Adult children of Bhopal gas victims allowed free medicare

Written By DNA Web Team | Updated:

The Supreme Court stayed a Madhya Pradesh govt order depriving the adult children of the victims of the Bhopal gas tragedy from availing of free healthcare.

NEW DELHI: The Supreme Court on Thursday stayed a Madhya Pradesh government order depriving the adult children of the victims of the 1984 Bhopal gas leak tragedy from availing of free healthcare from six speciality hospitals built for the affected people.

The bench of Chief Justice KG Balakrishnan, Justice RV Raveendran and Justice JM Panchal, however, found no harm in the hospitals providing medical care to general public as well if that was not at the cost of the victims.

The Madhya Pradesh government had in its Jan 1, 2008 order barred the hospitals from treating free of cost the victims' children above 18 years of age.
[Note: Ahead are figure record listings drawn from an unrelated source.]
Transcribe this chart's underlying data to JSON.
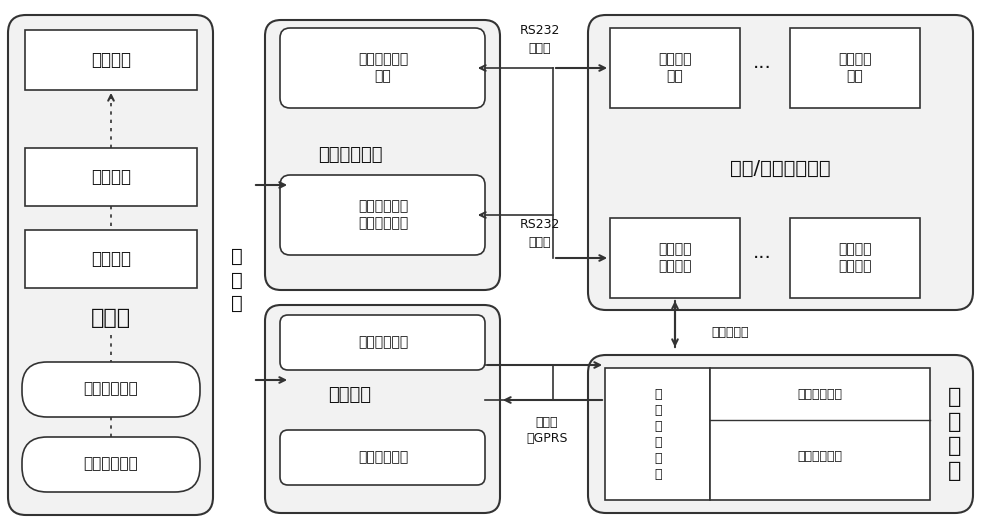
{
  "bg_color": "#ffffff",
  "lc": "#333333",
  "fc": "#ffffff",
  "ofc": "#ebebeb",
  "texts": {
    "tongxin_shuju": "通信数据",
    "peizhi_wenjian": "配置文件",
    "rizhi_wenjian": "日志文件",
    "shujuku": "数据库",
    "tongxin_jiance": "通信监测模块",
    "shuju_fenxi": "数据分析模块",
    "kongzhi_ji": "控\n制\n机",
    "shuju_zhuanfa": "数据转发模块",
    "zhuanfa_dianbiao": "转发电表被采\n信息",
    "zhuanfa_zaibo": "转发电表载波\n模块采集请求",
    "moni_zhuzhan": "模拟主站",
    "caiji_jieshou": "采集信息接收",
    "caiji_zhiling": "采集指令下发",
    "RS232_1": "RS232\n串口线",
    "RS232_2": "RS232\n串口线",
    "dianbiao_zaibo_mokuai": "电表/载波测试模块",
    "zhenshi_dianbiao1": "真实智能\n电表",
    "dots1": "···",
    "zhenshi_dianbiao2": "真实智能\n电表",
    "dianbiao_ceshi1": "电表测试\n载波模块",
    "dots2": "···",
    "dianbiao_ceshi2": "电表测试\n载波模块",
    "dianli_xian_zaibo": "电力线载波",
    "caiji_zhongduan": "采\n集\n终\n端",
    "shangxing_tongxin": "上\n行\n通\n信\n模\n块",
    "xiaxing_tongxin": "下行通信模块",
    "zhongduan_kongzhi": "终端控制模块",
    "yitaiwang_GPRS": "以太网\n或GPRS"
  }
}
The bench stayed the order on arguments that the victims' children, suffering from congenital ailments due to the exposure of their parents to the poisonous methyl isocyanate (MIC) gas leaked from the Union Carbide factory on the night of Dec 4, 1984, cannot be denied free treatment from the hospitals.

PS Narsimhan, the counsel for one of the petitioner organisations, the Bhopal Group for Information and Action, contended that the children of the gas leak victims cannot be denied treatment irrespective of their age in the six hospitals because these had been specially built for the victims.

On the arguments by Narsimhan, the court asked its monitoring committee, constituted to look into various welfare measures for the victims, to examine the issue of free treatment to the victims' children above the age of 18 and file its report within three weeks.

The lawyer also contended that of late the hospitals had begun treating general public as well, owing to which the number of victims availing medicare there had started decreasing.

The bench then observed that the tragedy was nearly three-decade old and it was natural that the number of those affected by it would be on decline with the lapse of time.

It did not see any harm in general public availing of free treatment at the six hospitals.